With the goal of improving the real estate investment trust’s ability to buy properties in tax-deferred structures, Welltower (NYSE: WELL) is undergoing a reorganization.
The Toledo, Ohio-based REIT will become an umbrella partnership real estate investment trust (UPREIT), which involves forming a publicly traded parent company that will adopt the Welltower name.
The existing REIT will convert to a Delaware limited liability company called “Welltower OP LLC” and will be controlled by the new parent entity.
The new UPREIT will continue to trade on the New York Stock Exchange as “WELL.”
The move is not expected to have any impact on the company’s financial position or leadership structure, nor will it affect its existing shareholders, debt security holders, lenders or other constituencies.

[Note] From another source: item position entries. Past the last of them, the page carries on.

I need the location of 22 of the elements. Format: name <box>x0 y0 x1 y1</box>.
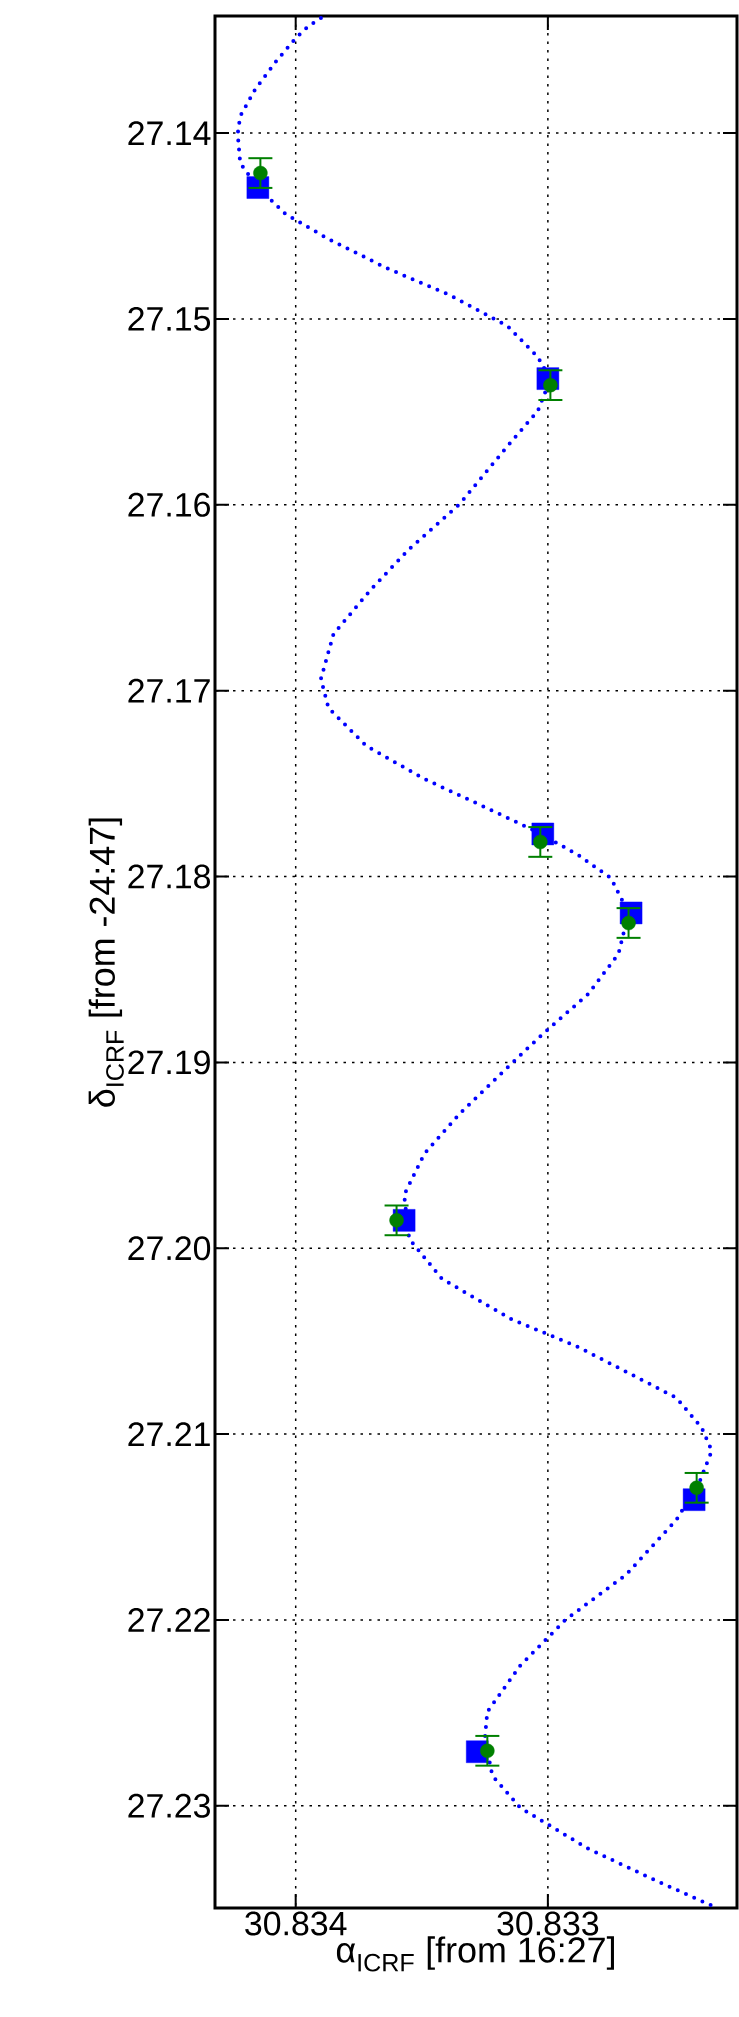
point <box>533 834 548 850</box>
y-tick-label: 27.19 <box>128 1050 210 1075</box>
x-axis-title: α$_{ICRF}$ [from 16:27] <box>336 1936 614 1972</box>
x-tick-label: 30.834 <box>245 1911 347 1936</box>
point <box>480 1743 495 1758</box>
point <box>253 165 268 181</box>
x-tick-label: 30.833 <box>497 1911 599 1936</box>
y-tick-label: 27.20 <box>128 1236 211 1261</box>
y-tick-label: 27.16 <box>128 492 210 517</box>
y-tick-label: 27.14 <box>128 121 211 145</box>
y-tick-label: 27.18 <box>128 864 210 889</box>
point <box>389 1213 404 1228</box>
y-tick-label: 27.21 <box>128 1422 210 1446</box>
y-tick-label: 27.22 <box>128 1608 210 1632</box>
point <box>621 915 636 931</box>
y-axis-title: δ$_{ICRF}$ [from -24:47] <box>88 818 124 1107</box>
y-tick-label: 27.15 <box>128 306 211 331</box>
point <box>543 377 558 393</box>
point <box>689 1480 704 1495</box>
line-series <box>235 16 714 1908</box>
y-tick-label: 27.17 <box>128 678 210 703</box>
y-tick-label: 27.23 <box>128 1793 210 1818</box>
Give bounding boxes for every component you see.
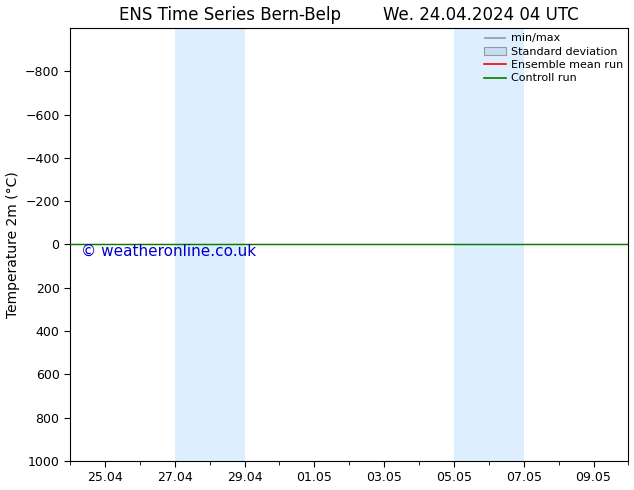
Bar [210, 28, 245, 461]
Legend: min/max, Standard deviation, Ensemble mean run, Controll run: min/max, Standard deviation, Ensemble me… [481, 30, 626, 87]
Y-axis label: Temperature 2m (°C): Temperature 2m (°C) [6, 171, 20, 318]
Bar [454, 28, 489, 461]
Title: ENS Time Series Bern-Belp        We. 24.04.2024 04 UTC: ENS Time Series Bern-Belp We. 24.04.2024… [119, 5, 579, 24]
Text: © weatheronline.co.uk: © weatheronline.co.uk [81, 244, 256, 258]
Bar [489, 28, 524, 461]
Bar [175, 28, 210, 461]
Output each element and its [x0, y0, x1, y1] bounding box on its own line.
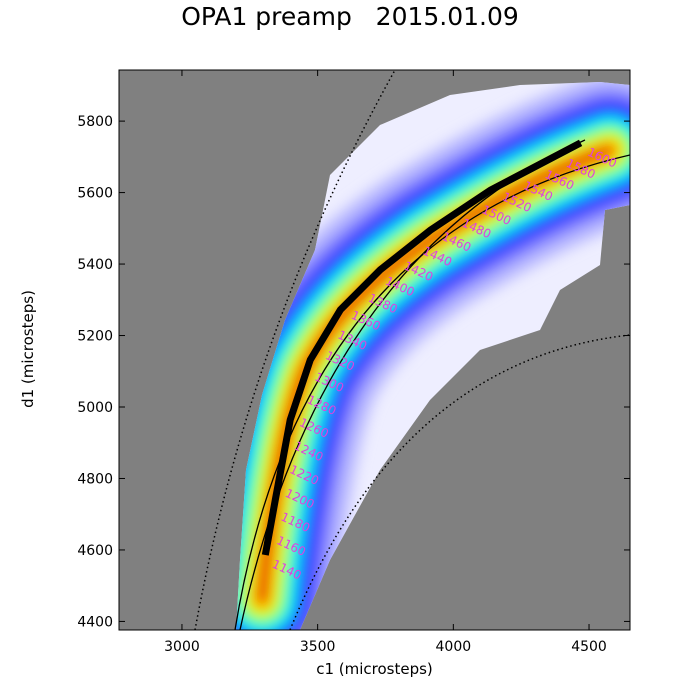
y-tick-label: 5400	[77, 257, 113, 273]
x-tick-label: 3000	[164, 639, 200, 655]
y-tick-label: 4400	[77, 614, 113, 630]
thick-fit-curve	[261, 139, 583, 556]
x-tick-label: 4000	[436, 639, 472, 655]
y-tick-label: 4600	[77, 543, 113, 559]
y-tick-label: 5200	[77, 329, 113, 345]
right-dotted-bound	[289, 334, 630, 630]
plot-frame	[118, 69, 631, 631]
y-tick-label: 5600	[77, 186, 113, 202]
thin-fit-curve-1	[234, 154, 630, 630]
y-tick-label: 5000	[77, 400, 113, 416]
x-tick-label: 3500	[300, 639, 336, 655]
chart-title: OPA1 preamp 2015.01.09	[181, 2, 519, 31]
left-dotted-bound	[194, 70, 396, 630]
y-tick-label: 4800	[77, 471, 113, 487]
x-tick-label: 4500	[571, 639, 607, 655]
y-tick-label: 5800	[77, 114, 113, 130]
x-axis-label: c1 (microsteps)	[316, 660, 433, 678]
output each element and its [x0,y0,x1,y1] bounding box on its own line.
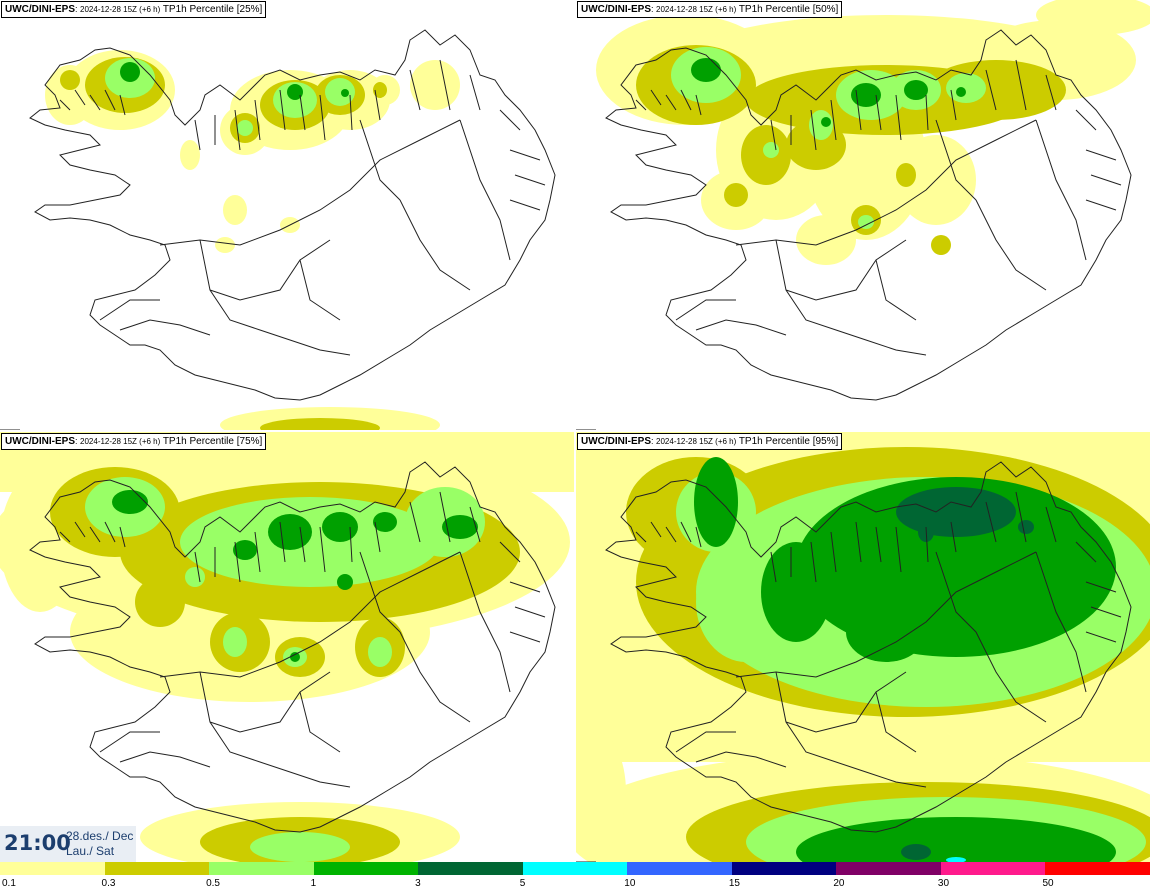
colorbar-label: 10 [624,878,636,889]
valid-date-block: 28.des./ Dec Lau./ Sat [66,829,133,859]
field-name: TP1h Percentile [75%] [162,436,263,447]
panel-title: UWC/DINI-EPS: 2024-12-28 15Z (+6 h) TP1h… [1,1,267,18]
colorbar-segment [418,862,524,875]
colorbar-segment [940,862,1046,875]
colorbar-segment [313,862,419,875]
map-panel-p95: UWC/DINI-EPS: 2024-12-28 15Z (+6 h) TP1h… [576,432,1150,862]
colorbar-label: 0.5 [206,878,220,889]
colorbar-label: 3 [415,878,421,889]
panel-divider-horizontal [0,430,1150,432]
map-panel-p75: UWC/DINI-EPS: 2024-12-28 15Z (+6 h) TP1h… [0,432,574,862]
precip-map-p50 [576,0,1150,430]
colorbar-segment [731,862,837,875]
panel-title: UWC/DINI-EPS: 2024-12-28 15Z (+6 h) TP1h… [577,1,843,18]
valid-time: 21:00 [4,831,71,855]
colorbar-label: 20 [833,878,845,889]
map-panel-p50: UWC/DINI-EPS: 2024-12-28 15Z (+6 h) TP1h… [576,0,1150,430]
model-name: UWC/DINI-EPS [5,4,75,15]
model-name: UWC/DINI-EPS [581,436,651,447]
field-name: TP1h Percentile [50%] [738,4,839,15]
colorbar-segment [836,862,942,875]
colorbar-label: 50 [1042,878,1054,889]
run-time: 2024-12-28 15Z (+6 h) [80,437,161,446]
precip-map-p75 [0,432,574,862]
panel-title: UWC/DINI-EPS: 2024-12-28 15Z (+6 h) TP1h… [1,433,267,450]
colorbar-label: 30 [937,878,950,889]
valid-date: 28.des./ Dec [66,829,134,843]
colorbar-segment [104,862,210,875]
colorbar-segment [0,862,106,875]
colorbar-label: 0.1 [2,878,16,889]
colorbar-segment [627,862,733,875]
colorbar-segment [522,862,628,875]
run-time: 2024-12-28 15Z (+6 h) [656,5,737,14]
colorbar-label: 1 [310,878,317,889]
valid-time-box: 21:00 28.des./ Dec Lau./ Sat [0,826,136,862]
colorbar-segment [209,862,315,875]
model-name: UWC/DINI-EPS [5,436,75,447]
model-name: UWC/DINI-EPS [581,4,651,15]
panel-title: UWC/DINI-EPS: 2024-12-28 15Z (+6 h) TP1h… [577,433,843,450]
precip-colorbar: 0.1 0.3 0.5 1 3 5 10 15 20 30 50 [0,862,1150,891]
field-name: TP1h Percentile [95%] [738,436,839,447]
run-time: 2024-12-28 15Z (+6 h) [656,437,737,446]
map-panel-p25: UWC/DINI-EPS: 2024-12-28 15Z (+6 h) TP1h… [0,0,574,430]
run-time: 2024-12-28 15Z (+6 h) [80,5,161,14]
precip-map-p25 [0,29,556,430]
colorbar-label: 5 [519,878,526,889]
colorbar-segment [1045,862,1150,875]
colorbar-label: 15 [728,878,740,889]
field-name: TP1h Percentile [25%] [162,4,263,15]
valid-day: Lau./ Sat [66,844,115,858]
precip-map-p95 [576,432,1150,862]
colorbar-label: 0.3 [101,878,116,889]
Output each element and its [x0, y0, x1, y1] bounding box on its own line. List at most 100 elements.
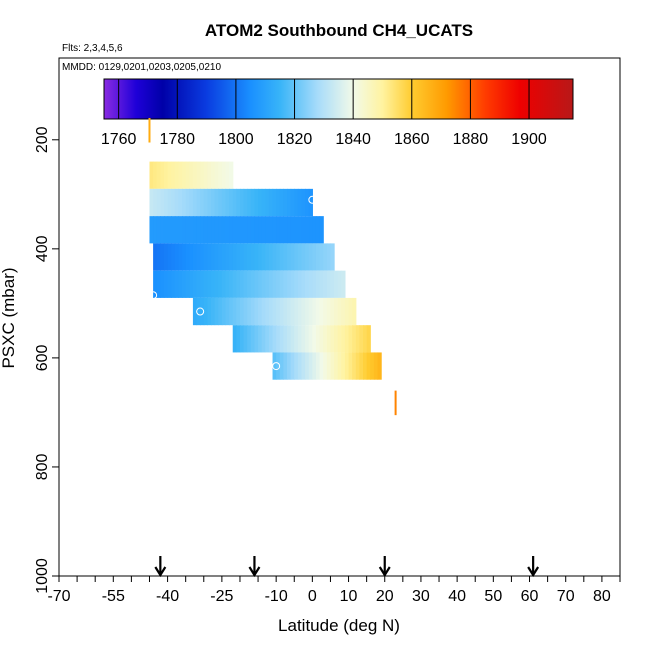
heatmap-cell — [348, 325, 353, 353]
heatmap-cell — [344, 352, 350, 380]
heatmap-cell — [247, 188, 252, 217]
heatmap-cell — [232, 297, 237, 326]
heatmap-cell — [283, 352, 288, 380]
heatmap-cell — [330, 243, 335, 271]
heatmap-cell — [153, 216, 158, 244]
arrow-head — [378, 566, 391, 578]
heatmap-cell — [236, 243, 241, 271]
heatmap-cell — [225, 161, 230, 189]
heatmap-cell — [287, 325, 292, 353]
circle-marker — [272, 362, 281, 371]
latitude-arrow — [248, 556, 261, 578]
heatmap-cell — [279, 188, 284, 217]
heatmap-cell — [192, 188, 198, 217]
heatmap-cell — [189, 270, 194, 298]
heatmap-cell — [352, 297, 357, 326]
heatmap-cell — [312, 325, 317, 353]
heatmap-cell — [359, 325, 364, 353]
heatmap-cell — [261, 216, 266, 244]
heatmap-cell — [308, 243, 313, 271]
colorbar-tick-label: 1780 — [159, 131, 195, 148]
heatmap-cell — [297, 243, 303, 271]
heatmap-cell — [229, 161, 234, 189]
heatmap-cell — [315, 352, 321, 380]
latitude-arrow — [527, 556, 540, 578]
heatmap-cell — [236, 297, 241, 326]
heatmap-cell — [239, 243, 245, 271]
heatmap-cell — [185, 188, 190, 217]
heatmap-cell — [265, 243, 270, 271]
heatmap-cell — [211, 243, 216, 271]
heatmap-cell — [171, 243, 176, 271]
heatmap-cell — [207, 297, 212, 326]
heatmap-cell — [319, 297, 324, 326]
heatmap-cell — [301, 325, 306, 353]
heatmap-cell — [232, 270, 237, 298]
x-tick-label: 20 — [376, 588, 394, 605]
heatmap-cell — [319, 325, 324, 353]
heatmap-cell — [301, 352, 306, 380]
heatmap-cell — [315, 270, 321, 298]
heatmap-cell — [185, 243, 190, 271]
heatmap-cell — [261, 188, 266, 217]
heatmap-cell — [214, 188, 219, 217]
heatmap-cell — [268, 325, 274, 353]
heatmap-cell — [196, 270, 201, 298]
heatmap-cell — [366, 325, 371, 353]
heatmap-cell — [163, 270, 169, 298]
heatmap-cell — [221, 270, 227, 298]
heatmap-cell — [178, 243, 183, 271]
heatmap-cell — [290, 243, 295, 271]
heatmap-cell — [283, 216, 288, 244]
x-tick-label: 0 — [308, 588, 317, 605]
heatmap-cell — [196, 216, 201, 244]
heatmap-cell — [189, 161, 194, 189]
heatmap-cell — [225, 188, 230, 217]
heatmap-cell — [203, 161, 208, 189]
heatmap-cell — [279, 297, 284, 326]
heatmap-cell — [192, 243, 198, 271]
heatmap-cell — [276, 325, 281, 353]
heatmap-cell — [315, 216, 321, 244]
heatmap-cell — [272, 325, 277, 353]
heatmap-cell — [279, 352, 284, 380]
heatmap-cell — [149, 216, 154, 244]
heatmap-cell — [174, 216, 180, 244]
heatmap-cell — [236, 325, 241, 353]
heatmap-cell — [261, 297, 266, 326]
heatmap-cell — [171, 216, 176, 244]
heatmap-cell — [225, 297, 230, 326]
heatmap-cell — [258, 188, 263, 217]
heatmap-cell — [283, 297, 288, 326]
heatmap-cell — [247, 270, 252, 298]
heatmap-cell — [218, 216, 223, 244]
heatmap-cell — [276, 188, 281, 217]
heatmap-cell — [344, 325, 350, 353]
heatmap-cell — [373, 352, 379, 380]
heatmap-cell — [326, 270, 332, 298]
heatmap-cell — [287, 243, 292, 271]
heatmap-cell — [236, 270, 241, 298]
heatmap-cell — [207, 243, 212, 271]
heatmap-cell — [160, 216, 165, 244]
heatmap-cell — [250, 325, 256, 353]
colorbar-tick-label: 1880 — [453, 131, 489, 148]
heatmap-cell — [265, 297, 270, 326]
heatmap-cell — [239, 188, 245, 217]
arrow-head — [154, 566, 167, 578]
heatmap-cell — [294, 243, 299, 271]
heatmap-cell — [247, 297, 252, 326]
heatmap-cell — [211, 270, 216, 298]
heatmap-cell — [261, 270, 266, 298]
latitude-arrow — [154, 556, 167, 578]
heatmap-cell — [326, 352, 332, 380]
heatmap-cell — [341, 297, 346, 326]
heatmap-cell — [221, 243, 227, 271]
heatmap-cell — [268, 297, 274, 326]
heatmap-cell — [258, 325, 263, 353]
heatmap-cell — [225, 270, 230, 298]
colorbar-tick-label: 1760 — [101, 131, 137, 148]
heatmap-cell — [272, 297, 277, 326]
heatmap-cell — [254, 216, 259, 244]
heatmap-cell — [276, 243, 281, 271]
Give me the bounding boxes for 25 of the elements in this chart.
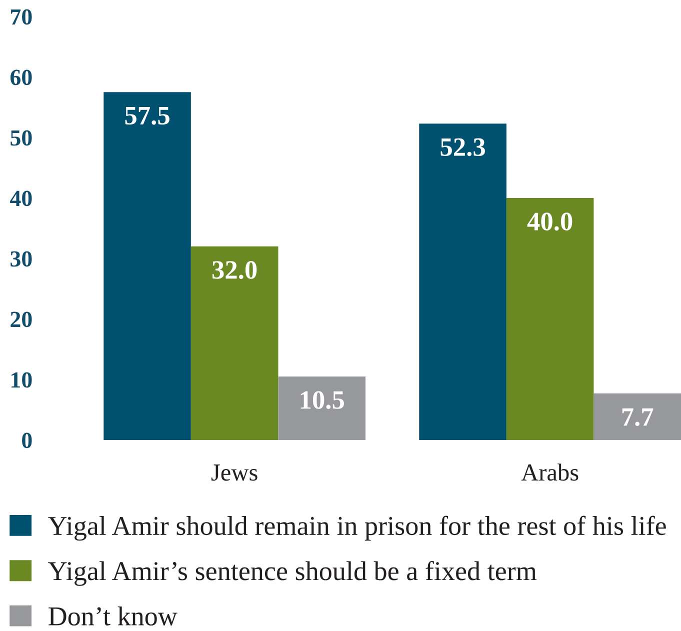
legend-label: Yigal Amir’s sentence should be a fixed term [48,560,537,586]
data-label: 32.0 [212,261,257,279]
y-tick-label: 0 [22,432,32,448]
data-label: 57.5 [125,107,170,125]
y-tick-label: 40 [10,190,32,206]
legend-label: Don’t know [48,606,178,626]
bar [419,124,506,440]
data-label: 52.3 [440,138,485,156]
y-tick-label: 20 [10,312,32,328]
x-tick-label: Arabs [521,464,578,481]
bar [190,246,278,440]
bar [278,376,366,440]
data-label: 7.7 [622,408,654,426]
legend-label: Yigal Amir should remain in prison for the rest of his life [48,516,666,541]
y-tick-label: 10 [12,372,32,388]
data-label: 40.0 [527,212,572,231]
x-tick-label: Jews [211,464,258,481]
bar [594,393,681,440]
bar [104,92,191,440]
bar [506,198,594,440]
y-tick-label: 50 [10,130,32,146]
y-tick-label: 30 [10,251,32,267]
y-tick-label: 60 [10,70,32,86]
y-tick-label: 70 [11,9,32,25]
data-label: 10.5 [300,391,344,410]
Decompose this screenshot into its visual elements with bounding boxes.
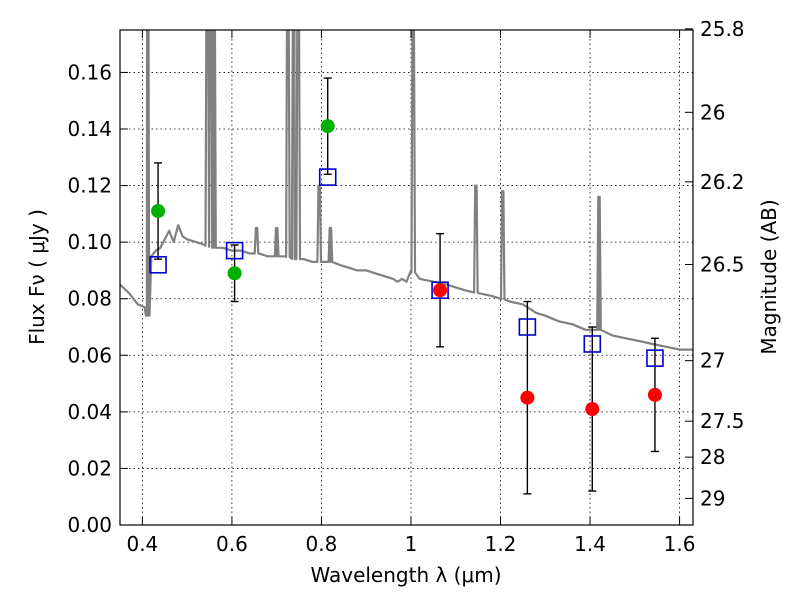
model-photometry-square	[225, 241, 244, 260]
y-tick-label: 0.02	[67, 456, 112, 480]
x-tick-label: 1.4	[574, 532, 606, 556]
plot-area	[120, 30, 693, 351]
sed-model-line	[120, 30, 693, 351]
model-photometry-square	[583, 335, 602, 353]
right-tick-label: 27.5	[700, 409, 745, 433]
detection-point	[227, 266, 242, 281]
y-axis-ticks: 0.00 0.02 0.04 0.06 0.08 0.10 0.12 0.14 0.16	[67, 60, 128, 537]
y-tick-label: 0.14	[67, 117, 112, 141]
x-tick-label: 0.8	[306, 532, 338, 556]
detection-point	[520, 390, 535, 405]
right-tick-label: 26.2	[700, 170, 745, 194]
right-tick-label: 26.5	[700, 252, 745, 276]
model-photometry-square	[318, 168, 337, 186]
detection-point	[433, 283, 448, 298]
x-tick-label: 0.6	[216, 532, 248, 556]
detection-point	[647, 387, 662, 402]
x-tick-label: 1.2	[485, 532, 517, 556]
x-axis-title: Wavelength λ (μm)	[310, 563, 501, 587]
right-tick-label: 27	[700, 349, 725, 373]
right-tick-label: 28	[700, 445, 725, 469]
plot-frame	[119, 29, 694, 526]
right-axis-ticks: 25.8 26 26.2 26.5 27 27.5 28 29	[685, 17, 745, 510]
detection-point	[151, 204, 166, 219]
y-tick-label: 0.00	[67, 513, 112, 537]
model-photometry-square	[518, 318, 537, 336]
right-tick-label: 25.8	[700, 17, 745, 41]
y-tick-label: 0.06	[67, 343, 112, 367]
y-tick-label: 0.12	[67, 174, 112, 198]
markers	[149, 119, 664, 417]
y-tick-label: 0.10	[67, 230, 112, 254]
x-tick-label: 0.4	[126, 532, 158, 556]
y-tick-label: 0.08	[67, 287, 112, 311]
right-tick-label: 29	[700, 486, 725, 510]
model-photometry-square	[431, 281, 449, 300]
model-photometry-square	[149, 255, 167, 274]
model-photometry-square	[646, 349, 664, 367]
right-axis-title: Magnitude (AB)	[757, 199, 781, 354]
right-tick-label: 26	[700, 100, 725, 124]
x-axis-ticks: 0.4 0.6 0.8 1 1.2 1.4 1.6	[126, 30, 695, 556]
x-tick-label: 1	[405, 532, 418, 556]
detection-point	[585, 402, 600, 417]
y-tick-label: 0.16	[67, 60, 112, 84]
y-tick-label: 0.04	[67, 400, 112, 424]
y-axis-title: Flux Fν ( μJy )	[25, 209, 49, 345]
detection-point	[320, 119, 335, 134]
x-tick-label: 1.6	[664, 532, 696, 556]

Welltower said the reorganization will better align its corporate structure with other publicly traded REITs.
“Additionally, we believe that the conversion will further expand our already robust external growth pipeline, as OP units potentially offer a unique tool for sellers seeking tax deferral and advanced tax planning,” Welltower CEO Shankh Mitra said in a news release.
The holding company reorganization is set to take effect on April 1. The process to convert the LLC is effective, pending approval, shortly after the annual shareholder meeting.
On the same day, National Health Investors (NYSE: NHI) announced it had reached a memorandum of understanding in its lawsuit against Welltower.
NHI alleged that Welltower had failed to honor certain legal obligations following the REIT’s acquisition of 26 communities formerly leased to Holiday Retirement from NHI.
NHI and Welltower have agreed under the memorandum that they would work to find new tenants for 16 legacy Holiday properties.
Welltower also agreed to pay NHI approximately $6.9 million in an escrow account until the final settlement is filed in court. NHI is also entitled to the entirety of an $8.8 million security deposit.